夜の池袋駅東口で発車を待つ「王40」系統・西新井駅行き(記者撮影)

どんな路線なのだろうか。9月のある平日、夜の帰宅時間帯である19時台のバスに乗った。

同時間帯の池袋駅東口発は1時間に9本あり、6~8分おきと頻繁に走っている。停留所は長蛇の列で、バスは床が一段高くなった車内の後部まで立った客を乗せて出発。約20分後にJR京浜東北線の王子駅前(北区)に到着しても降りる客はなく、さらに多くの客を乗せて通路は満杯の状態に。

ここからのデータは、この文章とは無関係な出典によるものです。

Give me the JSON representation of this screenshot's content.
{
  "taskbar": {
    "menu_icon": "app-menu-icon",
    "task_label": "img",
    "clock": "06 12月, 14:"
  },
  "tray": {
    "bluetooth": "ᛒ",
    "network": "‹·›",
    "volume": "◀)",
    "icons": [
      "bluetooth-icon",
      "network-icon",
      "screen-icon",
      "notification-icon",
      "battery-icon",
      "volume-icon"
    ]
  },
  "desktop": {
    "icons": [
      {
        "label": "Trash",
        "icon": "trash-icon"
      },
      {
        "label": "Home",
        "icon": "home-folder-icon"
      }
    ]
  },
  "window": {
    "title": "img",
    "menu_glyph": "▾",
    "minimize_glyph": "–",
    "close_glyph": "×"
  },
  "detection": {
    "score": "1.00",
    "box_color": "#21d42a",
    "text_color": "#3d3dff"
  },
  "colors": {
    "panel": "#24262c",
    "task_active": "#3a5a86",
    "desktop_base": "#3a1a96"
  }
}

ようやく車内が空き始めたのは池袋から30分ほどの「豊島五丁目団地」。その名の通り、約5000戸があるUR都市機構の団地の前に位置するバス停だ。その後も立ち客の姿が消えることはなく、終点の西新井駅まで乗り通す人も少なくなかった。後部の座席で寝入っていた男性は「バスは座れれば楽ですよね」。鉄道では不便なルートを縫って走る、比較的長距離の利用者が多い通勤・通学の足といえそうだ。

西新井駅前 都バス 「王40」系統

西新井駅前に並ぶ「王40」系統のバス(記者撮影)

利用者多くても「儲かる」とは限らない

もう1つのドル箱路線「都07」系統も鉄道では乗り換えの必要な区間を結ぶが、こちらは途中でJR総武線の亀戸駅、都営地下鉄新宿線の西大島駅、東京メトロ東西線の東陽町駅・木場駅(いずれも江東区)と、複数の鉄道駅を「串刺し」にしている。

都バス 「都07」系統

錦糸町駅前と門前仲町を結ぶ「都07」系統(記者撮影)

都バス屈指の利用者数を誇るだけあって、便数は平日の日中でも1時間に8本以上と頻発している。

15時台の便は、座席がすべて埋まった状態で錦糸町駅前を発車。鉄道と乗り換えられる停留所を中心に乗り降りが多く、乗客は頻繁に入れ替わる。車内放送が流れる前に後者ボタンを押す人が目立ち、乗り慣れた地元客が多いことがうかがえる。門前仲町まで約30分、途中19カ所の停留所すべてで乗り降りがあり、通過した停留所は1つもなかった。

王40系統と都07系統、どちらも鉄道網の空隙を縫って走る地域住民の足だが、「儲かっている」のは都07系統のほうだ。1日の乗車料収入は309万円で、100円の収入を得るのに必要な支出を示す「営業係数」が78と、都バスの中でもトップクラス。一方、王40系統は乗車料収入こそ335万円と上回っているものの、営業係数はギリギリ黒字といえる96だ。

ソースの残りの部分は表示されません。